Helsinki, diciembre 2017.
Imagino a Rosa Chacel escribiendo a Ana María Moix. Una carta por Navidad, tal vez una postal desde Brasil, años 40. Pensando en la nieve que debía haber en su Pucela natal. Escribiéndole sus mejores deseos desde el exilio, desde el abandono, desde un lugar tan lejano a lo familiar. Mientras, allí, fuera del hogar escribiría ya Teresa o las Memorias de Leticia Valle.
Visualizo las Navidades en Miami de Juan Ramón Jiménez. Cómo su mente recrearía las casas blancas de Moguer a tantos miles de kilómetros, la añoranza de su tierra, del calor de su chimenea. Pero él contaba a su lado con la calidez de Zenobia. La marcha con amor hace más tierno el desamparo, aunque estuviera siempre acompañado de una tristeza infinita.

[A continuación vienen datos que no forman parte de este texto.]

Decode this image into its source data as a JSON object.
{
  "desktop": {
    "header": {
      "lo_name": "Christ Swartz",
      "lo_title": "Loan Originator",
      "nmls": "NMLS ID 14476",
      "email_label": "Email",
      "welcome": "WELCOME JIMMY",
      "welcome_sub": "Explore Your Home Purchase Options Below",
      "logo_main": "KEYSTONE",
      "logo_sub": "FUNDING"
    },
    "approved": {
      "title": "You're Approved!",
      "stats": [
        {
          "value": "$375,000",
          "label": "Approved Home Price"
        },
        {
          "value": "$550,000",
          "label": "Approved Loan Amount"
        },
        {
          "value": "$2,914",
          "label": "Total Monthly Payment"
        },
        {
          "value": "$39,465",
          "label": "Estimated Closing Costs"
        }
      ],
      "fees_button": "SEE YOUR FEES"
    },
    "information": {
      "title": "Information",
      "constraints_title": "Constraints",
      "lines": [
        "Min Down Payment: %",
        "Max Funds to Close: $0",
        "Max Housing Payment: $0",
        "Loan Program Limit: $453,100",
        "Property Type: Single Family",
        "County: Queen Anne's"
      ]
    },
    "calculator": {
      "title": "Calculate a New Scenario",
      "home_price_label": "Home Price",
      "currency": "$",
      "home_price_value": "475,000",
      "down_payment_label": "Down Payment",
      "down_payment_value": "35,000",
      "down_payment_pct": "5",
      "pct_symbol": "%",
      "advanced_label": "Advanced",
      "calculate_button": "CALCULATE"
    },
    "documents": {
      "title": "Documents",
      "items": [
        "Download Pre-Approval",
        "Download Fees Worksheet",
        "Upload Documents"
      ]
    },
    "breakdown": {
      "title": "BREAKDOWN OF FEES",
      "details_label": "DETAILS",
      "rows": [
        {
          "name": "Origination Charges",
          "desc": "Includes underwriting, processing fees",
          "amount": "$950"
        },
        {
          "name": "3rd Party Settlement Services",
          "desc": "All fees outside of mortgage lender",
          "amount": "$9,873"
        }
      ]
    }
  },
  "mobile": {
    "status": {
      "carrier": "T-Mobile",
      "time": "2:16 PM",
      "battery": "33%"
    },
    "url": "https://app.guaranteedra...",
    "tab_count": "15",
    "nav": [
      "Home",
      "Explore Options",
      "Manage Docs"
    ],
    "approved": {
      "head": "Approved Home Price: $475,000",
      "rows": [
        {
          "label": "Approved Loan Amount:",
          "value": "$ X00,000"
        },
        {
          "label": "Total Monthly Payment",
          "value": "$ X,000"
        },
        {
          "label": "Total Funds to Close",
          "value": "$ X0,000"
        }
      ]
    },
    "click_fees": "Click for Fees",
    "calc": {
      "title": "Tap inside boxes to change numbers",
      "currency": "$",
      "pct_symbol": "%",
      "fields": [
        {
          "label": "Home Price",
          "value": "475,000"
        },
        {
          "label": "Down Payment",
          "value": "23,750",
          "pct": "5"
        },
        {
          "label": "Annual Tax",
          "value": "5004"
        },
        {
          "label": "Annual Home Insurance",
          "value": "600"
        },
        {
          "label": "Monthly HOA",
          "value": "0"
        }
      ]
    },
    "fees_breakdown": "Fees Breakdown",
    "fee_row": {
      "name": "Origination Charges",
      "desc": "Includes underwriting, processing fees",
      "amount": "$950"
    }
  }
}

Unos pudieron volver a casa, como el turrón; otros no. Emilio Prados ya murió en México, no volvió al hogar ni una nochebuena más. Y algunos volvieron sin ser los mismos, como María Teresa León. Regresó, tras 40 años, con la mirada perdida y sin ser nunca consciente del todo de haber vuelto. Como dijo Sebald, la extrañeza no solo venía de fuera. No solo era el hecho de estar alejados de lo cotidiano, sino el exilio interior que hacia mella en ellos con la incapacidad de adecuarse al propio hecho de vivir. Al destierro se unía el desarraigo existencial, la pérdida de uno mismo incluso edificando una vida nueva allí donde estuvieran, aun construyendo una familia, aun en la armonía de ver aumentar su creación literaria, aún así su cabeza se perdía.
A los del exilio exterior, a los del exilio interior… vivamos estos días como bien podamos, regresemos o no.